Il est temps que le gouvernement passe de la parole aux actes sur l’équité salariale

19 octobre 2018

par HASSAN YUSSUFF, le 24 septembre 2018

Le gouvernement fédéral lance la première Semaine de l’égalité des sexes le 23 septembre. 

C’est un effort louable – et clairement nécessaire – car de trop nombreuses femmes au Canada n’ont pas encore atteint la parité quant à leur rémunération pour le travail qu’elles accomplissent.

Résoudre cette question devrait être au cœur des priorités du gouvernement fédéral, sinon leur désignation d’une semaine pour « célébrer le progrès à ce jour pour réaliser pleinement l’égalité des sexes au Canada » n’aura pas grande importance.

L’un des obstacles les plus tenaces à l’égalité entre les sexes au Canada est l’écart salarial. Les femmes représentent près de la moitié de la population active au Canada, pourtant elles gagnent en général 32 % de moins que les hommes. Les femmes de couleur, les femmes autochtones et les femmes ayant un handicap (ou qui ont une combinaison de ces caractéristiques) gagnent encore moins que leurs homologues blanches sans handicap.
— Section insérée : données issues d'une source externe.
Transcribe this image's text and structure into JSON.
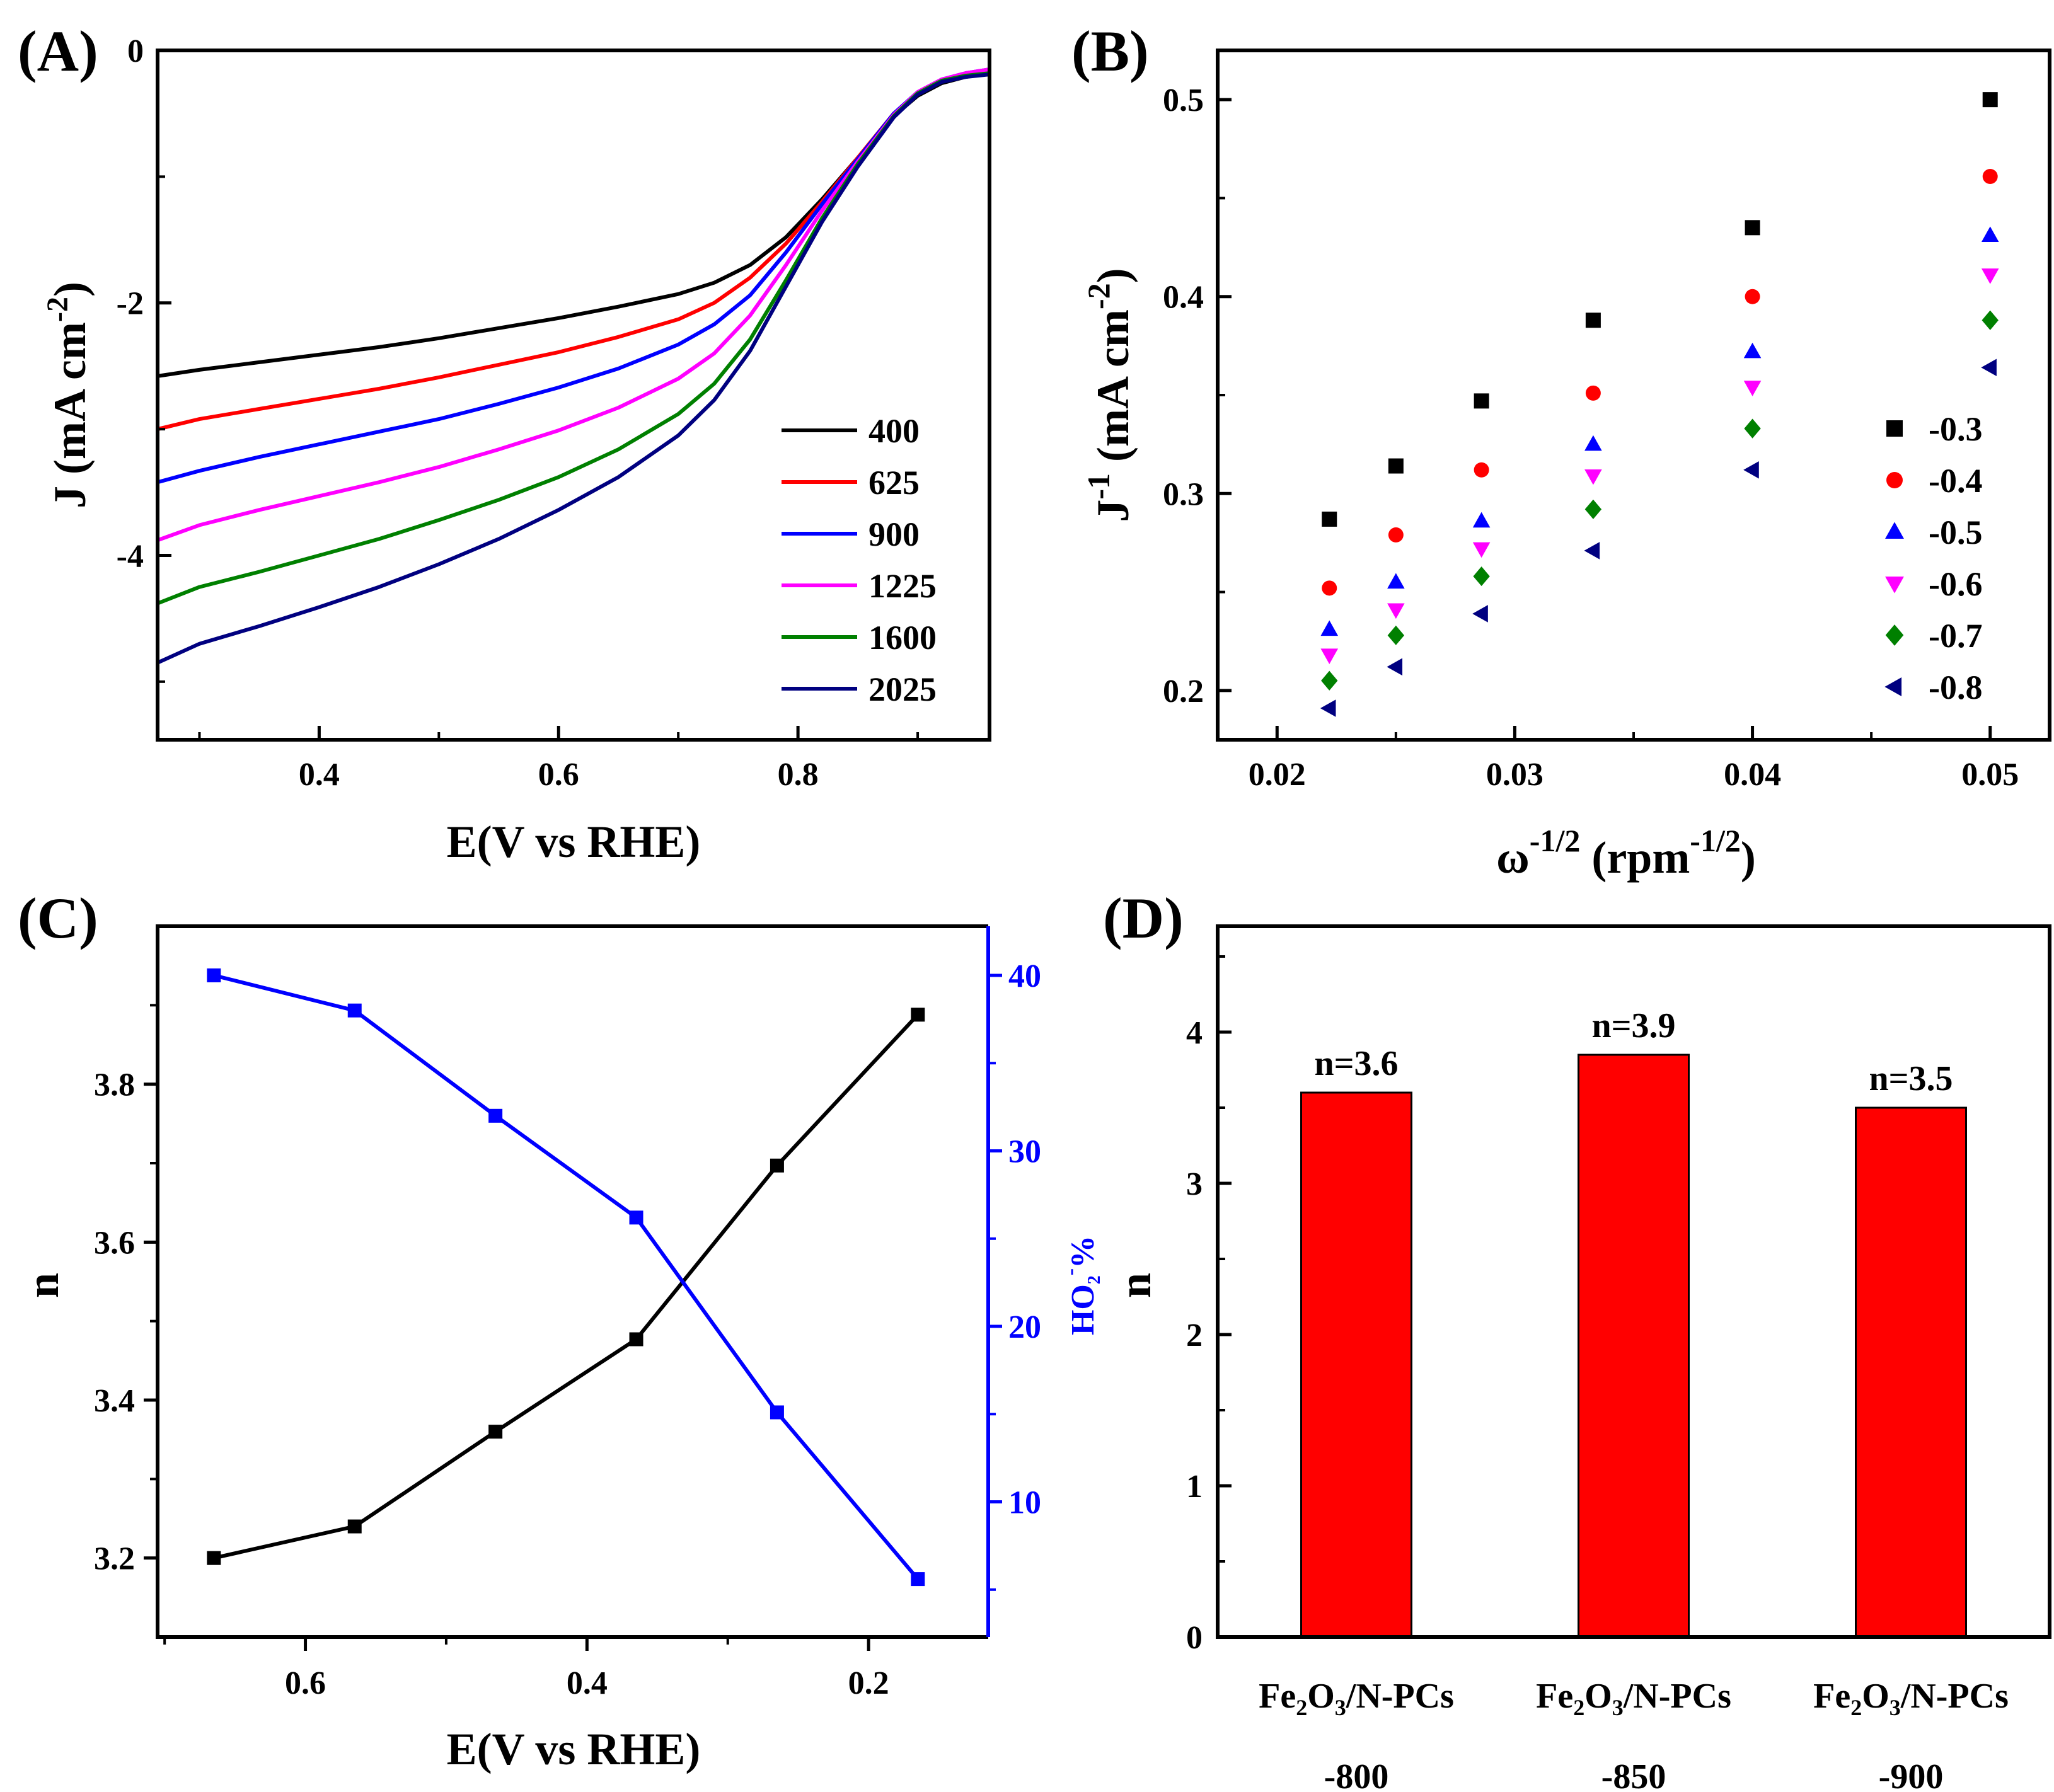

Ces iniquités persistent depuis des décennies et touchent les femmes, quels que soient leur situation socioéconomique ou leur niveau de scolarité. Cette situation lamentable est maintenant devenue le statu quo.

Bon nombre de facteurs contribuent à ces disparités, y compris le manque de services de garde à prix abordable et de soins à domicile, la persistance des pratiques d’embauche et de promotion discriminatoires et le harcèlement et la violence au travail.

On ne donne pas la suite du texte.